392224 Stabilities of exosomes derived from mammalian cells: nanoparticle morphology and functional RNAs

Wednesday, November 19, 2014: 9:46 AM
202 (Hilton Atlanta)
Yueting Wu1, Vanessa Cuppett1 and David J. Klinke2, (1)Department of Chemical Engineering, West Virginia University, Morgantown, WV, (2)Microbiology, Immunology and Cell Biology, West Virginia University, Morgantown, WV

Currently, it has been widely accepted that most mammalian cells release nanoscaled membrane vesicles called exosomes, transferring functional molecules of proteins and RNAs derived from the parent cells. The specific function of exosomes in regulating immunity and promoting oncogenes remains to be investigated. This study assessed the stabilities of exosomes and the functional RNA molecules enclosed. Scanning electron microscope (SEM) was used to inspect the morphology of exosomes, assessing the changes in exosomes due to different production and storage conditions.

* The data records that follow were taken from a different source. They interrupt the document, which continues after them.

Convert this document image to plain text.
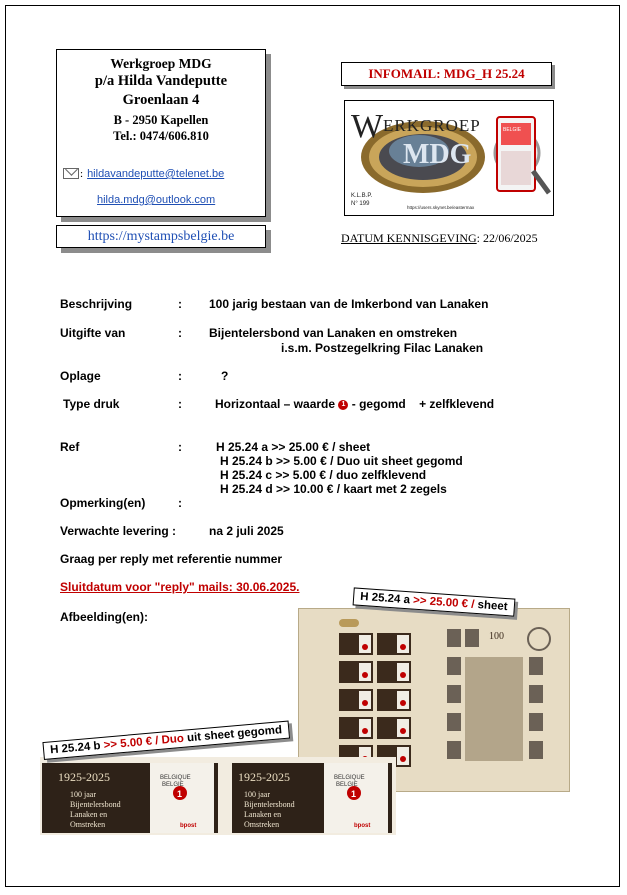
Werkgroep MDG
p/a Hilda Vandeputte
Groenlaan 4
B - 2950 Kapellen
Tel.: 0474/606.810
: hildavandeputte@telenet.be
hilda.mdg@outlook.com
https://mystampsbelgie.be
INFOMAIL: MDG_H 25.24
MDG
W ERKGROEP
K.L.B.P.
N° 199
https://users.skynet.be/eastermax
BELGIE
DATUM KENNISGEVING: 22/06/2025
Beschrijving	: 100 jarig bestaan van de Imkerbond van Lanaken
Uitgifte van	: Bijentelersbond van Lanaken en omstreken
i.s.m. Postzegelkring Filac Lanaken
Oplage	:	?
Type druk	:	Horizontaal – waarde 1 - gegomd + zelfklevend
Ref	:	H 25.24 a >> 25.00 € / sheet
H 25.24 b >> 5.00 € / Duo uit sheet gegomd
H 25.24 c >> 5.00 € / duo zelfklevend
H 25.24 d >> 10.00 € / kaart met 2 zegels
Opmerking(en)	:
Verwachte levering :	na 2 juli 2025
Graag per reply met referentie nummer
Sluitdatum voor "reply" mails: 30.06.2025.
Afbeelding(en):
100
H 25.24 a >> 25.00 € / sheet
1	1
BELGIQUE
BELGIE
BELGIQUE
BELGIE
1925-2025	1925-2025
100 jaar
Bijentelersbond
Lanaken en
Omstreken
100 jaar
Bijentelersbond
Lanaken en
Omstreken
bpost	bpost
H 25.24 b >> 5.00 € / Duo uit sheet gegomd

Optimal SEM sample processing method was investigated for fast and accurate analysis of intact exosome particles using SEM. As a comparison to exosomes, apoptotic vesicles were also inspected and analyzed using SEM. The quality and stability of RNAs contained within the exosomes was characterized using Agilent Bioanalyzer, showing the changes of RNA molecules enclosed in exosomes and stored for days, months, and up to 2 years under -80 degree C. Exosomal RNAs isolated from exosomes that were produced from serum-containing or serum-free conditions, respectively, and at medium incubation time 12 to 48 hours, were analyzed and showed stable and characteristic spectrum for various exosomal nucleotides. Collectively the results suggested improved methods for processing and storage of exosomes that preserve morphological and biochemical characteristics. In order to reproducibly investigate exosome functions,  it is essential to maintain a near native state of exosomes and preserve their functional molecules during sample handling, analyzing and storing.